Like Fair Use, the doctrine of First Sale is listed in the copyright law (17 U.S.C. §109(a)) as a "Limitation on [the] exclusive rights" of the copyright owner.
In §106(3), copyright owners are given the right "to distribute copies or phonorecords of the copyrighted work to the public by sale or other transfer of ownership, or by rental, lease, or lending" (17 U.S.C. §106(3)). However, §109(a) limits that right:
"[T]he owner of a particular copy or phonorecord lawfully made under this title, or any person authorized by such owner, is entitled, without the authority of the copyright owner, to sell or otherwise dispose of the possession of that copy or phonorecord[.]" (17 U.S.C. §109(a))
Therefore, if you legally purchase a new book, and the copyright holder of that book receives his or her share of that purchase, you can lend or sell that book without asking permission from or sending money to the copyright holder. This right is what makes the lending library possible, and indeed, nonprofit entities like libraries are granted more flexibility in lending rights than consumers. Whereas consumers cannot lease out computer programs or audio recordings, libraries can (§109(b)).
The right of First Sale was again in the news in 2013 with the Supreme Court case Kirtsaeng v. John Wiley & Sons, Inc. (No. 11-697 slip op. 03/19/2013) (PDF).

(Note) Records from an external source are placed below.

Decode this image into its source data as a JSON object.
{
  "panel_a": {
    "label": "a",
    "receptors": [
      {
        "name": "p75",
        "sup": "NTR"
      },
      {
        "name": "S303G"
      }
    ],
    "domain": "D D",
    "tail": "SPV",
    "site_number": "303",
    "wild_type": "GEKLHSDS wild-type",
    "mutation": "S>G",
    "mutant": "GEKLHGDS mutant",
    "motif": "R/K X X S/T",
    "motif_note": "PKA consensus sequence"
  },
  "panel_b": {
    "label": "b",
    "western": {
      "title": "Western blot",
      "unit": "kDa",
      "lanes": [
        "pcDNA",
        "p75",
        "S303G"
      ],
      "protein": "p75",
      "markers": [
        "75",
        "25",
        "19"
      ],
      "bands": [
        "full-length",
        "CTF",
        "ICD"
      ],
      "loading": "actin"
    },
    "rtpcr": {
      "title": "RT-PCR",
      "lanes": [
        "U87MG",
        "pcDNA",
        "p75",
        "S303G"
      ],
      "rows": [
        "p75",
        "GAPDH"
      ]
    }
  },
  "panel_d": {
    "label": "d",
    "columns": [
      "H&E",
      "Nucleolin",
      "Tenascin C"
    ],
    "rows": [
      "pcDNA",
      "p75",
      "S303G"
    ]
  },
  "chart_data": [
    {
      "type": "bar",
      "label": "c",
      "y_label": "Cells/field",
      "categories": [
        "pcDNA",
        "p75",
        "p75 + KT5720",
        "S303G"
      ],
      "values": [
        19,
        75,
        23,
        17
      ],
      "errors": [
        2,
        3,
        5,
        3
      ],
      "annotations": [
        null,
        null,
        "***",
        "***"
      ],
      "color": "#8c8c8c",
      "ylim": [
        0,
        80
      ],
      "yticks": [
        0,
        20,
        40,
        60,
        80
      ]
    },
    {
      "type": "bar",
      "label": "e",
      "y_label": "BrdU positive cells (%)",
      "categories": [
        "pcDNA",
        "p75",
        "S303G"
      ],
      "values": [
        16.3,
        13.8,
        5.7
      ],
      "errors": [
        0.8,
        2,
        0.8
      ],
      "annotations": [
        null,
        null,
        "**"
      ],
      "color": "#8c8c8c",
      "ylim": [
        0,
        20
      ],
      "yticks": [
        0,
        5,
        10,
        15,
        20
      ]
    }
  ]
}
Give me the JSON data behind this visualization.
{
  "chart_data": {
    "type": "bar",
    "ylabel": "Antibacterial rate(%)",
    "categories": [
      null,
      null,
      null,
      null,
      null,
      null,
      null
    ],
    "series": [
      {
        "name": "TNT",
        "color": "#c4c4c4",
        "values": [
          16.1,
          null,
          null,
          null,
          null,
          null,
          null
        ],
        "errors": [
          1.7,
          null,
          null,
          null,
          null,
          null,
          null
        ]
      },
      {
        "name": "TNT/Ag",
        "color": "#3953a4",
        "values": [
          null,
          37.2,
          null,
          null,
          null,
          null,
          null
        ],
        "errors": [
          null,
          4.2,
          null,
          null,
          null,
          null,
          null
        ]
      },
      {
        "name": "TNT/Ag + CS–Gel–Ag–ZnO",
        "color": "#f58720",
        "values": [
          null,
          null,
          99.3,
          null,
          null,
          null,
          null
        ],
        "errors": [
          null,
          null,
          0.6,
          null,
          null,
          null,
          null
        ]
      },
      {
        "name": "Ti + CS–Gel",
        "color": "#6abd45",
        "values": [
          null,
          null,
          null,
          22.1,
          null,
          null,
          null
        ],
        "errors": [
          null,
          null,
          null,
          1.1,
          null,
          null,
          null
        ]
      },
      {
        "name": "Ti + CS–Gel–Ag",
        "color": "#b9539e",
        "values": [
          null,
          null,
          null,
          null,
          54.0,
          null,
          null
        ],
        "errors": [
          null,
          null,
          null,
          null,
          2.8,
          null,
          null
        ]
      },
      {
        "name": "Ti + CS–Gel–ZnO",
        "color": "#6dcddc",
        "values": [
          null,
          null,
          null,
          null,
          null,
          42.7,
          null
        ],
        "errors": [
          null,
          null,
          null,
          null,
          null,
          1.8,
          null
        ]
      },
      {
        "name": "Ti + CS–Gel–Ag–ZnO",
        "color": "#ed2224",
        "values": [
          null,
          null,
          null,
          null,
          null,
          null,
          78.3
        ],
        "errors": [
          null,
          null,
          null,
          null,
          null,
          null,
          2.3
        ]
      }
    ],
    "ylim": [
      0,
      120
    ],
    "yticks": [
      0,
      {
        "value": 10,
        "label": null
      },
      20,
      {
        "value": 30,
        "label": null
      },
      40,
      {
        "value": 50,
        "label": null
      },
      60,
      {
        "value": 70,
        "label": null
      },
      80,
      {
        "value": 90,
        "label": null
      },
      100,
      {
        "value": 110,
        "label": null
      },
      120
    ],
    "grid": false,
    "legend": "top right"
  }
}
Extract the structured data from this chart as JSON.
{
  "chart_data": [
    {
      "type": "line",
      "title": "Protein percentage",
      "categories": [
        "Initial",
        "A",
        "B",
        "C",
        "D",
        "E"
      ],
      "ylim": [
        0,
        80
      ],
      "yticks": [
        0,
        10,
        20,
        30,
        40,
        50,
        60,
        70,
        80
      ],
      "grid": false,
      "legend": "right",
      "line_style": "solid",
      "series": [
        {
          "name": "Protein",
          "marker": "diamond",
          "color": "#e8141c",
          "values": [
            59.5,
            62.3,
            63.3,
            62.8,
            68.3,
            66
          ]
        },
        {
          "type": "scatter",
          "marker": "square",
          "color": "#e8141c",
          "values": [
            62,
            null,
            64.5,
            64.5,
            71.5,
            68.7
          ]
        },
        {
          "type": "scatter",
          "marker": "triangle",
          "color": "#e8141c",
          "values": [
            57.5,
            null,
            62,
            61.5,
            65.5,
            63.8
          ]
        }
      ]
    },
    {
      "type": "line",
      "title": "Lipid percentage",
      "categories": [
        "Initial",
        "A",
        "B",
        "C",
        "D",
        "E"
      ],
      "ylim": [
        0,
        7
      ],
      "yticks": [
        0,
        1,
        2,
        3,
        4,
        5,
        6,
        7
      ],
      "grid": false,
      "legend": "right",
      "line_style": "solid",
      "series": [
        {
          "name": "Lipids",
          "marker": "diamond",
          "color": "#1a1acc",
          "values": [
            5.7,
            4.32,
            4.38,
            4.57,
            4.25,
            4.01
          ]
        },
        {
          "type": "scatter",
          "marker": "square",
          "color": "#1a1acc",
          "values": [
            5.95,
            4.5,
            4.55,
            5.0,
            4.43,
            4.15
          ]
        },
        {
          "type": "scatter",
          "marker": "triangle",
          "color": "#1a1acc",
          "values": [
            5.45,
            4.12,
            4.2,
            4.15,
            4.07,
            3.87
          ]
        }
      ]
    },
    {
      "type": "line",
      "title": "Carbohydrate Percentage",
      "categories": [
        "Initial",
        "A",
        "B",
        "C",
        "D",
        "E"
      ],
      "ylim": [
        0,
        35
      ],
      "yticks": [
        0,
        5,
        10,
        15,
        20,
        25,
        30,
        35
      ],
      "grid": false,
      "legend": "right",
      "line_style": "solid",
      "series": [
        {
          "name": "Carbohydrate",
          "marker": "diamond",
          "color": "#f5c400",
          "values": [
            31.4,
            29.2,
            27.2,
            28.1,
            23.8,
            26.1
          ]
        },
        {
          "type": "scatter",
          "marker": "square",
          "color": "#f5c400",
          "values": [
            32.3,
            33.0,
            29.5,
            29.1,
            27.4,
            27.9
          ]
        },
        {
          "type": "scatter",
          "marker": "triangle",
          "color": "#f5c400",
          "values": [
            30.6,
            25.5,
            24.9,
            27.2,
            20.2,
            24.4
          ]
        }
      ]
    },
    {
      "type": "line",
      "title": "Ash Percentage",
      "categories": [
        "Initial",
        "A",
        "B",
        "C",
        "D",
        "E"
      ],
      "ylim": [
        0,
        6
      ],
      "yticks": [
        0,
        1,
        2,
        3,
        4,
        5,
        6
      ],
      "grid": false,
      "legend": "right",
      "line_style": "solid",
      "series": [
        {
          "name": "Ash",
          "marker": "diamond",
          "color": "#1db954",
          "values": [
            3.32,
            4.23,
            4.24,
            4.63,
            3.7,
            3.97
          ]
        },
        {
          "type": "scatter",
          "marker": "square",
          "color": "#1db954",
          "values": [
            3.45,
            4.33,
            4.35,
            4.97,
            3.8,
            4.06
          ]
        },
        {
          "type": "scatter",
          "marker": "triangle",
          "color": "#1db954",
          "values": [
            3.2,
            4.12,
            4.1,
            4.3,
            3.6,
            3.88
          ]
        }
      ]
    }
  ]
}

Supap Kirtsaeng, a Thai student studying in the US, supported himself through school by having his relatives in Thailand buy textbooks, which were the same as those published in the US but were sold for much cheaper. He resold these for a profit in the US, and the publisher of some of the textbooks, John Wiley & Sons, filed suit, claiming Kirtsaeng's first sale rights did not apply to works published outside of the US. This case made its way to the Supreme Court, and the Court ruled on March 19 2013 that first sale did apply to works published outside the country, and that Kirtsaeng was acting lawfully when he resold books published under the Wiley license in Thailand to students in the US. Had the Court gone the other way, this would have had serious repercussions for the resale of any work made in another country, including electronic equipment manufactured in Asia.